Median filtering forensics using spatial and frequency domain residuals

Abstract

As one of the most important topics in image forensics, median filtering detection has developed rapidly in recent years. However, the robustness to JPEG compression is still challenging, especially for small image blocks and low quality compression. We find that when an image is undergone successively median filtering and JPEG compression operations, the median filtering residual (MFR) between the sequential two versions tends to converge. However, the convergence rate for the median filtered image is pretty faster than that for the original one. Based on this, in this paper, we present a JPEG image median filtering forensic method using both spatial and frequency domain residuals. To measure the convergence rate, the nonzero coefficients together with autoregressive coefficients of multiple MFRs are extracted in the spatial domain. Furthermore, a calibration strategy based on image sharpening is proposed in the frequency domain for capturing the convergence difference of MFRs between unaltered and median filtered images. Finally, the complementary features extracted in the two domains are concatenated for the detection task. Experimental results demonstrate the proposed approach is able to accurately detect median filtering and outperforms some state-of-the-art methods, especially in the scenario of small image blocks.

Appendix

According to Eqs. (1) and (2), the median filtering detection task can be viewed as to distinguish between \(X_1\) and \(X_2\). Next, we will investigate Eq. (2) in the following three cases:

Case #1: \(Y_1=X_1\) (i.e., \(X_1=\text {med}_{w}\{X_{1}\}\)).

Thus we have:

$$\begin{aligned} X_{2}= \text {JPG}(X_{1})=X_{1}+\varepsilon , \end{aligned}$$

(12)

where \(\varepsilon\) is the compression error. The median filtering detection is equivalent to double JPEG compression detection with the same quantization matrix [40, 41]. Thus, the proposed frequency domain features can play a key role in the detection task.

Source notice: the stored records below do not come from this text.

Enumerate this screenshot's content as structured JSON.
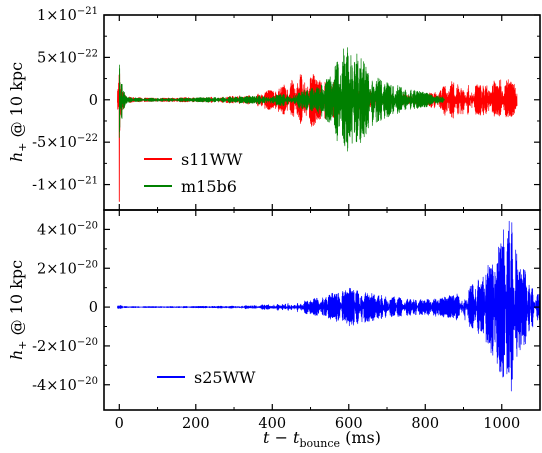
{
  "chart_data": [
    {
      "type": "line",
      "panel": "top",
      "xlabel_main": "t − t",
      "xlabel_sub": "bounce",
      "xlabel_unit": " (ms)",
      "ylabel_main": "h",
      "ylabel_sub": "+",
      "ylabel_rest": " @ 10 kpc",
      "xlim": [
        -40,
        1100
      ],
      "ylim": [
        -1.3e-21,
        1e-21
      ],
      "grid": false,
      "legend_position": "lower-left",
      "y_ticks": [
        {
          "value": 1e-21,
          "mant": "1",
          "exp": "−21"
        },
        {
          "value": 5e-22,
          "mant": "5",
          "exp": "−22"
        },
        {
          "value": 0,
          "mant": "0",
          "exp": ""
        },
        {
          "value": -5e-22,
          "mant": "-5",
          "exp": "−22"
        },
        {
          "value": -1e-21,
          "mant": "-1",
          "exp": "−21"
        }
      ],
      "series": [
        {
          "name": "s11WW",
          "color": "#ff0000",
          "x_range": [
            -5,
            1040
          ],
          "envelope_x": [
            -5,
            0,
            3,
            8,
            15,
            30,
            60,
            100,
            150,
            200,
            250,
            300,
            350,
            400,
            440,
            480,
            500,
            520,
            540,
            560,
            580,
            600,
            620,
            640,
            660,
            700,
            750,
            800,
            850,
            860,
            880,
            900,
            950,
            980,
            1000,
            1020,
            1040
          ],
          "envelope_y": [
            5e-23,
            8.5e-22,
            3e-22,
            1.5e-22,
            6e-23,
            3e-23,
            2.5e-23,
            2e-23,
            2.5e-23,
            3e-23,
            3.5e-23,
            4.5e-23,
            6e-23,
            1.3e-22,
            2e-22,
            3.2e-22,
            3.8e-22,
            3e-22,
            2.2e-22,
            2.2e-22,
            1.9e-22,
            1.3e-22,
            1.5e-22,
            1.3e-22,
            1.1e-22,
            8e-23,
            6e-23,
            5.5e-23,
            1.8e-22,
            2.2e-22,
            2.4e-22,
            2e-22,
            1.8e-22,
            2.3e-22,
            2.4e-22,
            2.5e-22,
            1.8e-22
          ],
          "envelope_neg_boost": [
            [
              0,
              1.2e-21
            ]
          ]
        },
        {
          "name": "m15b6",
          "color": "#008000",
          "x_range": [
            0,
            850
          ],
          "envelope_x": [
            0,
            3,
            8,
            15,
            30,
            60,
            100,
            150,
            200,
            300,
            400,
            450,
            500,
            520,
            540,
            560,
            580,
            600,
            620,
            640,
            660,
            700,
            750,
            800,
            850
          ],
          "envelope_y": [
            6e-22,
            5e-22,
            2e-22,
            8e-23,
            3e-23,
            2e-23,
            2e-23,
            2e-23,
            2.5e-23,
            3.5e-23,
            6e-23,
            8e-23,
            1.4e-22,
            1.6e-22,
            2.4e-22,
            4e-22,
            5.8e-22,
            6.8e-22,
            6.2e-22,
            4.5e-22,
            3.2e-22,
            2.2e-22,
            1.3e-22,
            9e-23,
            3e-23
          ]
        }
      ]
    },
    {
      "type": "line",
      "panel": "bottom",
      "xlabel_main": "t − t",
      "xlabel_sub": "bounce",
      "xlabel_unit": " (ms)",
      "ylabel_main": "h",
      "ylabel_sub": "+",
      "ylabel_rest": " @ 10 kpc",
      "xlim": [
        -40,
        1100
      ],
      "ylim": [
        -5.3e-20,
        5e-20
      ],
      "grid": false,
      "legend_position": "lower-left",
      "x_ticks": [
        0,
        200,
        400,
        600,
        800,
        1000
      ],
      "y_ticks": [
        {
          "value": 4e-20,
          "mant": "4",
          "exp": "−20"
        },
        {
          "value": 2e-20,
          "mant": "2",
          "exp": "−20"
        },
        {
          "value": 0,
          "mant": "0",
          "exp": ""
        },
        {
          "value": -2e-20,
          "mant": "-2",
          "exp": "−20"
        },
        {
          "value": -4e-20,
          "mant": "-4",
          "exp": "−20"
        }
      ],
      "series": [
        {
          "name": "s25WW",
          "color": "#0000ff",
          "x_range": [
            -5,
            1100
          ],
          "envelope_x": [
            -5,
            0,
            5,
            10,
            20,
            100,
            200,
            300,
            400,
            450,
            500,
            540,
            570,
            600,
            620,
            650,
            700,
            750,
            800,
            850,
            900,
            950,
            980,
            1000,
            1010,
            1020,
            1030,
            1045,
            1060,
            1080,
            1100
          ],
          "envelope_y": [
            5e-22,
            1.2e-21,
            8e-22,
            5e-22,
            3e-22,
            3e-22,
            4e-22,
            6e-22,
            1.5e-21,
            2.5e-21,
            4e-21,
            6e-21,
            8e-21,
            1e-20,
            9.5e-21,
            7.5e-21,
            6e-21,
            4.5e-21,
            4e-21,
            5.5e-21,
            8.5e-21,
            1.7e-20,
            2.8e-20,
            3.8e-20,
            4.3e-20,
            4.6e-20,
            4.4e-20,
            3.2e-20,
            2e-20,
            1.1e-20,
            7e-21
          ]
        }
      ]
    }
  ]
}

Case #2: \(Y_1=\text {JPG}\{Y_1\}\).

\(X_2\) can be given by:

$$\begin{aligned} X_{2}= \text {med}_{w}\{X_{1}\}. \end{aligned}$$

(13)

The detection is only for uncompressed images and our spatial domain features are the solution.

Case #3: \(Y_1\ne X_1\), \(Y_1\ne \text {JPG}\{Y_1\}\).

We have that:

$$\begin{aligned} X_{2}=\text {JPG}\{\text {med}_{w}\{X_{1}\}\}=\text {med}_{w}\{X_{1}\}+\varepsilon . \end{aligned}$$

(14)

For this case, the spatial and frequency domain residuals concatenated features complement each other for median filtering detection.

Based on the above three cases analysis, our proposed detection features in both the spatial and frequency domains are more discriminative than those extracted only in the spatial or frequency domain.